Entro no campo. Contemplo o mar. Vejo as pessoas. Estão
nuas, risonhas, como se vissem pela primeira vez a Estrela da manhã. Sou
escritor e, muito depois, na outra esquina, um advogado. Meu corpo se
identifica, apesar de magro, com o dessas pessoas. Aqui eu não sou um inseto
repugnante. Vejo crianças à vontade, com seus pais e outros coleguinhas.
Brincam na inocência da nudez, na companhia de jovens, velhos, casais,
solteiros.
Sim, este é o paraíso da felicidade, apesar dos obstáculos no mundo
que os aguarda lá fora onde, além das roupas, irão vestir seus velhos
problemas. A brisa percorre meu corpo por inteiro, sinto uma fragilidade e um
bem estar, por mais paradoxal que seja esta afirmação para meu ser.
Max Brod
falou-me deste lugar. Ficar nu para meus pais era um desacato terrível à moral.
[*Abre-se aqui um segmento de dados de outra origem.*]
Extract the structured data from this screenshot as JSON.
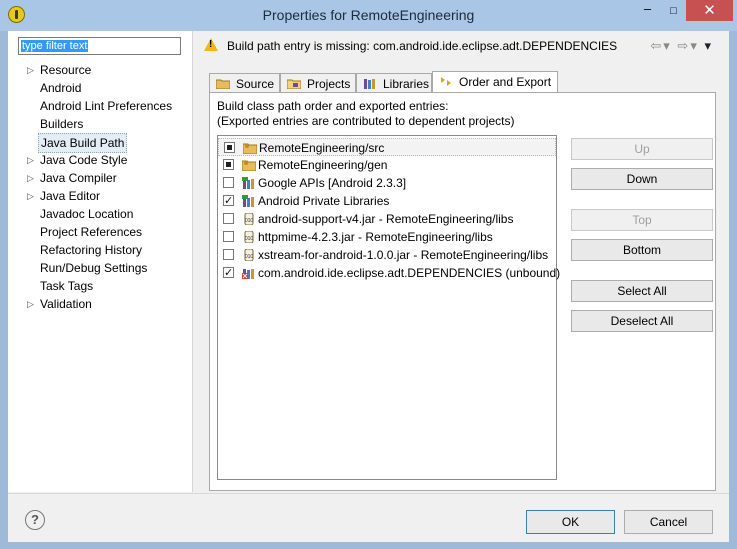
{
  "window": {
    "title": "Properties for RemoteEngineering",
    "controls": {
      "minimize": "–",
      "maximize": "□",
      "close": "✕"
    }
  },
  "filter": {
    "value": "type filter text"
  },
  "tree": {
    "items": [
      {
        "label": "Resource",
        "expandable": true
      },
      {
        "label": "Android",
        "expandable": false
      },
      {
        "label": "Android Lint Preferences",
        "expandable": false
      },
      {
        "label": "Builders",
        "expandable": false
      },
      {
        "label": "Java Build Path",
        "expandable": false,
        "selected": true
      },
      {
        "label": "Java Code Style",
        "expandable": true
      },
      {
        "label": "Java Compiler",
        "expandable": true
      },
      {
        "label": "Java Editor",
        "expandable": true
      },
      {
        "label": "Javadoc Location",
        "expandable": false
      },
      {
        "label": "Project References",
        "expandable": false
      },
      {
        "label": "Refactoring History",
        "expandable": false
      },
      {
        "label": "Run/Debug Settings",
        "expandable": false
      },
      {
        "label": "Task Tags",
        "expandable": false
      },
      {
        "label": "Validation",
        "expandable": true
      }
    ]
  },
  "message": {
    "text": "Build path entry is missing: com.android.ide.eclipse.adt.DEPENDENCIES"
  },
  "tabs": [
    {
      "label": "Source",
      "icon": "source-folder-icon"
    },
    {
      "label": "Projects",
      "icon": "projects-icon"
    },
    {
      "label": "Libraries",
      "icon": "libraries-icon"
    },
    {
      "label": "Order and Export",
      "icon": "order-export-icon",
      "active": true
    }
  ],
  "panel": {
    "description_line1": "Build class path order and exported entries:",
    "description_line2": "(Exported entries are contributed to dependent projects)"
  },
  "entries": [
    {
      "label": "RemoteEngineering/src",
      "state": "partial",
      "icon": "source-folder-icon"
    },
    {
      "label": "RemoteEngineering/gen",
      "state": "partial",
      "icon": "source-folder-icon"
    },
    {
      "label": "Google APIs [Android 2.3.3]",
      "state": "unchecked",
      "icon": "library-icon"
    },
    {
      "label": "Android Private Libraries",
      "state": "checked",
      "icon": "library-icon"
    },
    {
      "label": "android-support-v4.jar - RemoteEngineering/libs",
      "state": "unchecked",
      "icon": "jar-icon"
    },
    {
      "label": "httpmime-4.2.3.jar - RemoteEngineering/libs",
      "state": "unchecked",
      "icon": "jar-icon"
    },
    {
      "label": "xstream-for-android-1.0.0.jar - RemoteEngineering/libs",
      "state": "unchecked",
      "icon": "jar-icon"
    },
    {
      "label": "com.android.ide.eclipse.adt.DEPENDENCIES (unbound)",
      "state": "checked",
      "icon": "unbound-library-icon"
    }
  ],
  "buttons": {
    "up": "Up",
    "down": "Down",
    "top": "Top",
    "bottom": "Bottom",
    "select_all": "Select All",
    "deselect_all": "Deselect All"
  },
  "footer": {
    "help": "?",
    "ok": "OK",
    "cancel": "Cancel"
  }
}
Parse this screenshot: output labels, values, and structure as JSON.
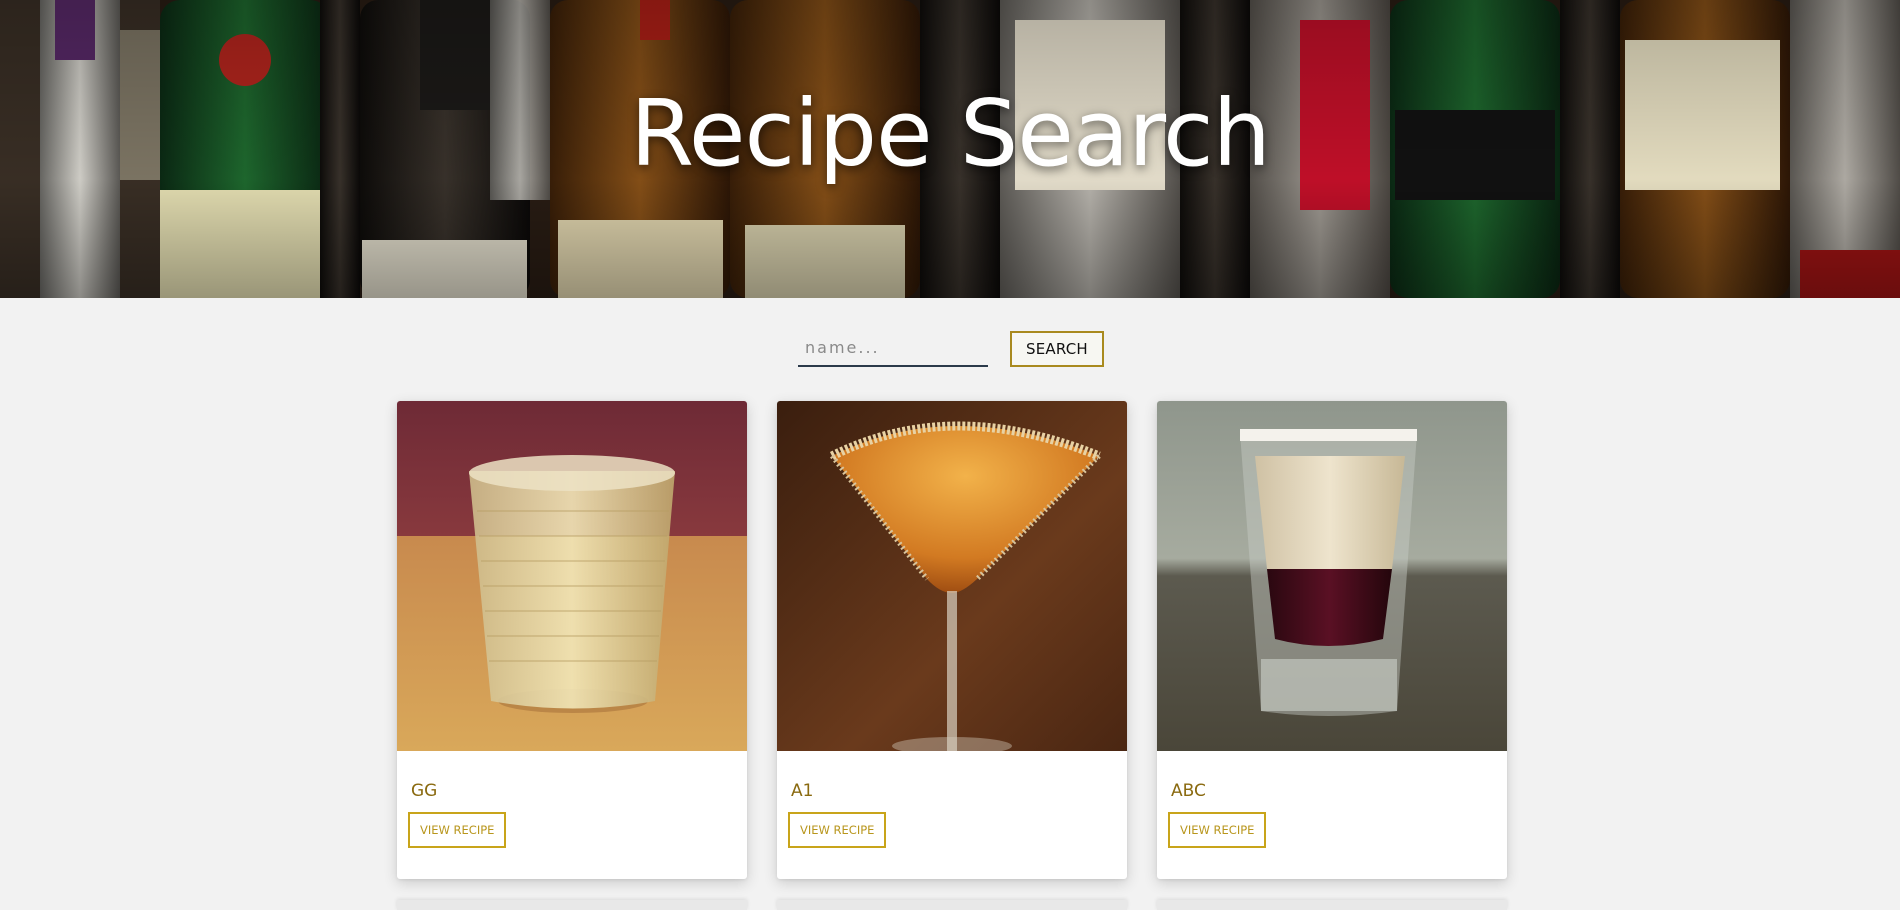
{
  "hero": {
    "title": "Recipe Search"
  },
  "search": {
    "placeholder": "name...",
    "value": "",
    "button_label": "SEARCH"
  },
  "recipes": [
    {
      "name": "GG",
      "button_label": "VIEW RECIPE"
    },
    {
      "name": "A1",
      "button_label": "VIEW RECIPE"
    },
    {
      "name": "ABC",
      "button_label": "VIEW RECIPE"
    }
  ],
  "colors": {
    "accent_gold": "#c8a41a",
    "title_gold": "#8a6a10",
    "page_bg": "#f2f2f2",
    "input_underline": "#2b3a4a"
  }
}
Vejo, neste momento mágico de minha existência, que meus progenitores estavam
equivocados. A nudez, dessa forma natural, naturista, é um estado do espírito,
como se uma catedral gótica, com suas luzes perpetradas através de seus
vitrais, formasse fragmentos da natureza deslumbrante que cobre a Terra, e que insiste
em subsistir ao avanço da urbanidade.
Meu corpo nu visto por olhos de outros
corpos sem vestes, reveste-se de uma aura incandescente, que ofusca a balança
da justiça falsamente moralista. Talvez este seja o tratamento que redimirá a
humanidade de seus atos cruéis. A nudez revolucionará o mundo, demonstrando ser
possível uma fraternidade de iguais, isto é, de corpos diferentes, baixos e
altos, magros e gordos, lutando contra os rótulos ridículos das considerações
sobre vergonha desta carcaça chamada corpo humano.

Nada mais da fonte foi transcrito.